Дядя Спиря снова передвинул послушный беретик на прежнее место — на затылок.
— Ну, раз в оба, я не возражаю. Тогда по коням!
— Же-е-енька-а! — закричала Маришка. — Где ты, толстуха, застряла? Же-енька!
А Женька, пока ее оставили в покое, уселась на кучу золы при дороге и преспокойненько так собирала в подол перепачканного платьишка черные угольки.
В целях педагогического воспитания Маришка собралась было отшлепать сестренку по пухлому заду, да дядя Спиря разговорил:
— Вы куда собрались? На Волгу? А на Волге и помой Женьку с песочком. Платьишко ей сполосни… И порядочек будет!
И дядя Спиря полез в кабину. Рядом с отцом села Маришка. Женьку она взгромоздила себе на колени. Последним на высокое сиденье залез Костик.
Какие у Волги глаза?
Костик никогда еще не ездил на таких слоноподобных машинах. Сидел он как на троне: и удобно, и все вокруг видно.
Вот дядя Спиря нажал какую-то пуговку, и двигатель свирепо зарычал. Даже вся эта железная добротная кабина задрожала, точно в ознобе.
— Папаня, кажись, шумок? — сказала полувопросительно Маришка. — Эге?
Отец лишь покосился на дочь, не промолвив ни слова. Он опять тронул пальцами пуговку. Прислушался. Ровное благодушное тарахтенье.
— Теперь, папаня, порядочек! — кивнула Маришка и как бы невзначай дернула за ухо Женьку, вертевшую головой из стороны в сторону. Женька скривила слюнявые губы, явно намереваясь зареветь, но передумала.
— Эх, Мишка, Мишка! — вздохнул дядя Спиря, кладя на баранку большие спокойные руки. — Была бы ты пацаном… Преотличного бы водителя из тебя сделал!

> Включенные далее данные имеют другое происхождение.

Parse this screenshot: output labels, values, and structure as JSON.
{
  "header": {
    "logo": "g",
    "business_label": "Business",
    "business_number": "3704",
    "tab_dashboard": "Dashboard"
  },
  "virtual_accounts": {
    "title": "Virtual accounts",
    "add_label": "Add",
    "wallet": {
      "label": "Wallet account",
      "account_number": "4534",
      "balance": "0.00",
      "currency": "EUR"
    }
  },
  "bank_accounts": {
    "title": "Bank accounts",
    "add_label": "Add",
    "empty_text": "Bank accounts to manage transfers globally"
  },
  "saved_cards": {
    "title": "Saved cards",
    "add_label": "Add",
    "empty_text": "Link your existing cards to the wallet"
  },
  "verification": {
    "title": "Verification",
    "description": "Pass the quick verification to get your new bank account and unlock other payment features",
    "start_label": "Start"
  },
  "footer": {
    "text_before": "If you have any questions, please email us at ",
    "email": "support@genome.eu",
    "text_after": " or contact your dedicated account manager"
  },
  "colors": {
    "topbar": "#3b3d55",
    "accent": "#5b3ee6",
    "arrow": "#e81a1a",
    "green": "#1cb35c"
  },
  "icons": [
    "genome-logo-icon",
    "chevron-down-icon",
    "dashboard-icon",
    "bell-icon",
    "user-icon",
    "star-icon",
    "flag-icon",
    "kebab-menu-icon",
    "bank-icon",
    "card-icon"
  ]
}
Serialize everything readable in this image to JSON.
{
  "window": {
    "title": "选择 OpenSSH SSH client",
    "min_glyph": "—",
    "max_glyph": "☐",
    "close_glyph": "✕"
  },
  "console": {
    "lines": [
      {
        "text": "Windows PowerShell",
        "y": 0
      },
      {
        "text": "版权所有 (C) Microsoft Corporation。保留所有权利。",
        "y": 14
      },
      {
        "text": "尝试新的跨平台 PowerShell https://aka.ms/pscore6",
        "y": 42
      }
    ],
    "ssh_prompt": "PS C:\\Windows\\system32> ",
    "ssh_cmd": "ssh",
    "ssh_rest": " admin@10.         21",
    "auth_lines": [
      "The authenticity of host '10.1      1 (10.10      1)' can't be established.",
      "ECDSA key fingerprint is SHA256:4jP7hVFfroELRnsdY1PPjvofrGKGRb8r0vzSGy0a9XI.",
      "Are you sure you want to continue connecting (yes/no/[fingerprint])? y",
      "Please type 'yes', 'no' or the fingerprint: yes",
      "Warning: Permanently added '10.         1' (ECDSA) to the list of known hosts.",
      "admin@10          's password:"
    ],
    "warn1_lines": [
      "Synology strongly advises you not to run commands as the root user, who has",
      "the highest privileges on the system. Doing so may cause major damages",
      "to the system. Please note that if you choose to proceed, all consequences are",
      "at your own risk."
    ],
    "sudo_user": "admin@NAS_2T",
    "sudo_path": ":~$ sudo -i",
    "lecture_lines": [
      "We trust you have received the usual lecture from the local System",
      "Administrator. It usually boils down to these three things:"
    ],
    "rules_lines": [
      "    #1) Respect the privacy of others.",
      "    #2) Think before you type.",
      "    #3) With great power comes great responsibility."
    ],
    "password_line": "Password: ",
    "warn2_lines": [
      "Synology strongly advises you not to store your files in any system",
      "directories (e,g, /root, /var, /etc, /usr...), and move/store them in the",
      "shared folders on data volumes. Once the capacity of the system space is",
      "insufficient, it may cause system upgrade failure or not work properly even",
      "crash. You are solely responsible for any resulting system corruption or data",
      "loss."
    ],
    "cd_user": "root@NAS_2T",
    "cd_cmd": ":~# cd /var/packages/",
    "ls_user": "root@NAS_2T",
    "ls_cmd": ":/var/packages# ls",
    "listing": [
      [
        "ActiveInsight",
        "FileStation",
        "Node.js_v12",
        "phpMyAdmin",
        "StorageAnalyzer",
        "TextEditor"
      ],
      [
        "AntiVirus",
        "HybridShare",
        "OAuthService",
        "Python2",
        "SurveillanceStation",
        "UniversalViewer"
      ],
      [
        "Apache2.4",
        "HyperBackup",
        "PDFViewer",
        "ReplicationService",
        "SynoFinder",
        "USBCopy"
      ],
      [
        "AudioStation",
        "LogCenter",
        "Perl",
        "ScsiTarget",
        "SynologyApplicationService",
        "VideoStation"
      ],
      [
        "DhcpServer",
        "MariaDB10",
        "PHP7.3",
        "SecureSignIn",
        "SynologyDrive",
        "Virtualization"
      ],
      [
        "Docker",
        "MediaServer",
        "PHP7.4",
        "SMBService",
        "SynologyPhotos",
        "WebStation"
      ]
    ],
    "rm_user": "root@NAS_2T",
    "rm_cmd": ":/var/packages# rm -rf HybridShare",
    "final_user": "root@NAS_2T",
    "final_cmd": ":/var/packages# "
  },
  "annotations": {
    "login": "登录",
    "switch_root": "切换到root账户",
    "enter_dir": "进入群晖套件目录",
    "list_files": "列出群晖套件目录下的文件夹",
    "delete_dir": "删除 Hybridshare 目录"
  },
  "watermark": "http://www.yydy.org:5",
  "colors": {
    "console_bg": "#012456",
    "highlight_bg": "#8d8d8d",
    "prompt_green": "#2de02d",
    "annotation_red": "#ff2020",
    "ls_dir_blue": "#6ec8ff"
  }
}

— А женщины?.. Они что, по-твоему, не бывают шоферами? — краснея, сказала Маришка. — Как бы не так! Получше мужиков еще бывают!
Машина тронулась, громыхая пустым кузовом. Вот она свернула в переулок, которым недавно шла тетя Мотя, еще более кочкастый и ухабистый, чем их проспект Космонавтов. А немного погодя МАЗ, только что плывший, казалось, по бурному морю, выехал на асфальтированную Десятую просеку. Выехал, чихнул и помчался, будто одержимый, по ровной голубовато-серой дороге вниз к Волге.
— Вас где ссаживать? У дома отдыха «Жигули»? — спросил дядя Спиря, не отводя озабоченного взгляда от смотрового стекла. Сидел он все так же прямо, чуть откинувшись на мягкую дерматиновую подушку, кое-где испещренную тусклыми матовыми полосками.